仏の上司と厳格な上司。今、どちらが求められているか?

いまの上司は叱り下手。われわれは今回、大企業のカリスマ経営者3人と幹部教育のエキスパート・染谷和巳氏に連続インタビューをお願いした( http://bit.ly/YdYgzr )が、全員に共通していたのはこの認識だった。部下との葛藤を避け、いま一歩、積極的な指導に踏み出せない。そんな悩みを持つ管理職が増えているのだ。

そもそも「叱る」とはどういうことか。

染谷氏の答えは明快だ。仕事やマナーについて「教える」「注意をする」、それでも身に付かないときに部下を「叱る」という。

「人は褒めて育てるべき」と語る渡邉美樹ワタミ会長も同じ認識だ。部下を育てるには褒めるだけではなく、どこかで叱る場面が必要になるというのである。

では、どう叱るのか。

かつては「同僚の面前ではなく別室に呼んで叱れ」というセオリーがあった。しかしSBIホールディングスの北尾吉孝CEOは「問題が起こったときは、即時、公開の場で叱らなくてはいけません」と指摘する。
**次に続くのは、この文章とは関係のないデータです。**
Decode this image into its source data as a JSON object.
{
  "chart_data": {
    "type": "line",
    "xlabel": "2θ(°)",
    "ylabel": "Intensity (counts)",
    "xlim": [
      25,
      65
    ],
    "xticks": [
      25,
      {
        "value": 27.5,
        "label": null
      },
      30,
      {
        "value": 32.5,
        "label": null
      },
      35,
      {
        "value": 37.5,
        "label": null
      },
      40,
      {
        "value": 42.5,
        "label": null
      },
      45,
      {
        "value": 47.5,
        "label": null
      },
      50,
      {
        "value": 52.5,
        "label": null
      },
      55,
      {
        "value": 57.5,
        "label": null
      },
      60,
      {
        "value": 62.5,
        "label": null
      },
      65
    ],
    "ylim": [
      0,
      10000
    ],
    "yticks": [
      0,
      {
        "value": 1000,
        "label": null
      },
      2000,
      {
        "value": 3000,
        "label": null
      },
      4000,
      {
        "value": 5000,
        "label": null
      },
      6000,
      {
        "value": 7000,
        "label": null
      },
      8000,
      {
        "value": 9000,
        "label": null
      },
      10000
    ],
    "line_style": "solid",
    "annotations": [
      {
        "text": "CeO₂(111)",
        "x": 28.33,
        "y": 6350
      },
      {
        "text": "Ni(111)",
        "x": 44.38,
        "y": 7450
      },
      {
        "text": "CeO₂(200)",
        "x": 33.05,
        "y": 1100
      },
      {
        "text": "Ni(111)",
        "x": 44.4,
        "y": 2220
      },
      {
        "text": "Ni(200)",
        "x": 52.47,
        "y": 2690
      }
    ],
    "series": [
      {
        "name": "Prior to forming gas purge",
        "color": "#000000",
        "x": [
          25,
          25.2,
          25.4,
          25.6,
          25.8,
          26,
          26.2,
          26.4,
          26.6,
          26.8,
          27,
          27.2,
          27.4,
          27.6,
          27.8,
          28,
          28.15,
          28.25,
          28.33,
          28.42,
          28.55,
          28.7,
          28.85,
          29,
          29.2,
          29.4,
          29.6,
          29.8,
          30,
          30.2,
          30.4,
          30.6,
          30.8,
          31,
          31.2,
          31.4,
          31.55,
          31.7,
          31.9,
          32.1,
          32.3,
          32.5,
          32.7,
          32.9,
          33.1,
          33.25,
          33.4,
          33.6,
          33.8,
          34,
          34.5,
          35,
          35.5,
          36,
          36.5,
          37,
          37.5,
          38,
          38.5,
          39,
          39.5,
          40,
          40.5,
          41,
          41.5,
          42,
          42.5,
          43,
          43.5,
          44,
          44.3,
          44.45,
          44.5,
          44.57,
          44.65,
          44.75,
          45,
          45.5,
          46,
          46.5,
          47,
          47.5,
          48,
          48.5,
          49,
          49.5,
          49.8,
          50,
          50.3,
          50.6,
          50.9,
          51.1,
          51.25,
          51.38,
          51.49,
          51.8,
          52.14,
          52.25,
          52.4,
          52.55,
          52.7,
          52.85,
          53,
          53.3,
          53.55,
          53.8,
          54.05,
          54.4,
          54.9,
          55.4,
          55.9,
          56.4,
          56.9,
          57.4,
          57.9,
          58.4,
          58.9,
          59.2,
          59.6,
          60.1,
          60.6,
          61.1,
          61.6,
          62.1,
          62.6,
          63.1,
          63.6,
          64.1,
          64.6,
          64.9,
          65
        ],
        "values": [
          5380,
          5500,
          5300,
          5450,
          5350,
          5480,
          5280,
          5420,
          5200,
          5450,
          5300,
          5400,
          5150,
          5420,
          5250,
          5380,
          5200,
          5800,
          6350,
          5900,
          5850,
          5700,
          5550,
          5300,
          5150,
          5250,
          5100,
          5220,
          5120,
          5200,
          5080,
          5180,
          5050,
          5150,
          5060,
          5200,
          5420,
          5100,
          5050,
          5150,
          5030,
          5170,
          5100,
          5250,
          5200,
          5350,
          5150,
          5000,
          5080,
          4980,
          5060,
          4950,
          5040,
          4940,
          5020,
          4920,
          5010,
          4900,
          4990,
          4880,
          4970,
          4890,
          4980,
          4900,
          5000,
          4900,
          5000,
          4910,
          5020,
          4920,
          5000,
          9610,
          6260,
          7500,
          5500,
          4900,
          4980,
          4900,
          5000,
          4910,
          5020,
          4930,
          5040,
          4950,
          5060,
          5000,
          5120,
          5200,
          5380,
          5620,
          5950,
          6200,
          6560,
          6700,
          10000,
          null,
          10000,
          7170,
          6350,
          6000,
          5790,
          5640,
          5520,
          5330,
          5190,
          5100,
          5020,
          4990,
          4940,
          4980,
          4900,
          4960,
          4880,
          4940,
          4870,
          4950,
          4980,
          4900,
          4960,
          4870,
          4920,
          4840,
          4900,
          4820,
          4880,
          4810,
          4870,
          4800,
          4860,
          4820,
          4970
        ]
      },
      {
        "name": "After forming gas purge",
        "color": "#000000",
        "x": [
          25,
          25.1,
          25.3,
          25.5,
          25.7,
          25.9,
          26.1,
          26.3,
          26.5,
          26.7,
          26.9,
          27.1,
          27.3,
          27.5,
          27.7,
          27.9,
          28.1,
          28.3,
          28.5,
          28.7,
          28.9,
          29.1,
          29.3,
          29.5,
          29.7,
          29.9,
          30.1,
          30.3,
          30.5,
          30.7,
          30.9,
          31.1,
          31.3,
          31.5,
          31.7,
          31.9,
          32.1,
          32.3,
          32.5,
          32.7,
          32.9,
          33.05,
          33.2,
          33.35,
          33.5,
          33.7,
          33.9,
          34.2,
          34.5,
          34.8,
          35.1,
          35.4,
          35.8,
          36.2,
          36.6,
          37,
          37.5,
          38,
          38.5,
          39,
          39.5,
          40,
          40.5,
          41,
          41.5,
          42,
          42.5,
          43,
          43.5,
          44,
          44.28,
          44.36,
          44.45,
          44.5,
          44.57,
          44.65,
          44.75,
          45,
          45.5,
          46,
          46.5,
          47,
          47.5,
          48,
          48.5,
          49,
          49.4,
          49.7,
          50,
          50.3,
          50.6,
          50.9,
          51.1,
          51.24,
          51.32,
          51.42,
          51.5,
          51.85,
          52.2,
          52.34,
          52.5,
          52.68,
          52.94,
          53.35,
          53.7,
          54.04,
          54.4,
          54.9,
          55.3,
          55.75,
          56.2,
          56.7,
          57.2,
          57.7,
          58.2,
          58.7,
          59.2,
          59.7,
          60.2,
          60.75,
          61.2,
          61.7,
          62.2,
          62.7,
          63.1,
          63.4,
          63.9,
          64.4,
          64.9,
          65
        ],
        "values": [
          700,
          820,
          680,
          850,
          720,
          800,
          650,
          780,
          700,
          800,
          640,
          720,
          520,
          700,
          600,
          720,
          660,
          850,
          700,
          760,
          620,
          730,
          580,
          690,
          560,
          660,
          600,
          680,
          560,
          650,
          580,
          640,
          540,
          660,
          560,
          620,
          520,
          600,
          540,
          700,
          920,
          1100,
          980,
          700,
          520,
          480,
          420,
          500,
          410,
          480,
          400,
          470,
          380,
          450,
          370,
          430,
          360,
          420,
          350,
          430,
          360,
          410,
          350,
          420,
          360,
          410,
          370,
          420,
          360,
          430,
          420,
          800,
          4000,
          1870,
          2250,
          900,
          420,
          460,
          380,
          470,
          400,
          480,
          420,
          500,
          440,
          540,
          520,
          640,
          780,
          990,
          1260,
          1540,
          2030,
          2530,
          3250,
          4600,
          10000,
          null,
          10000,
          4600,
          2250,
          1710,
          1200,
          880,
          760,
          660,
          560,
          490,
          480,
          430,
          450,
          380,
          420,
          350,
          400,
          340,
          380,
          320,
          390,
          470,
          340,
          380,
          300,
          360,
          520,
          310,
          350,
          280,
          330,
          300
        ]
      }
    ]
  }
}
その場にいる全員に、何がいけないかを周知するためだ。

ただし、大企業のホワイトカラーを念頭に置く北尾氏は「当人(ヒト)ではなく、失策そのもの(コト)を叱れ」と釘を刺す。どんなにきつく叱るときでも、部下のプライドを傷つけてはならないというのが北尾流。たとえば幹部に雷を落とすときは「そんなことでは、いつまで経っても僕を抜けないぞ」と言い添える。やる気を引き出す、みごとな殺し文句だ。

染谷氏も「その場の行為を見て(中略)人前で叱るべき」と断言する。北尾氏と同じく周囲への教育効果を重んじるためだが、それだけではない。

「翌日になれば(中略)必ず言い訳が出てくる」。それでは効果が半減するというのだ。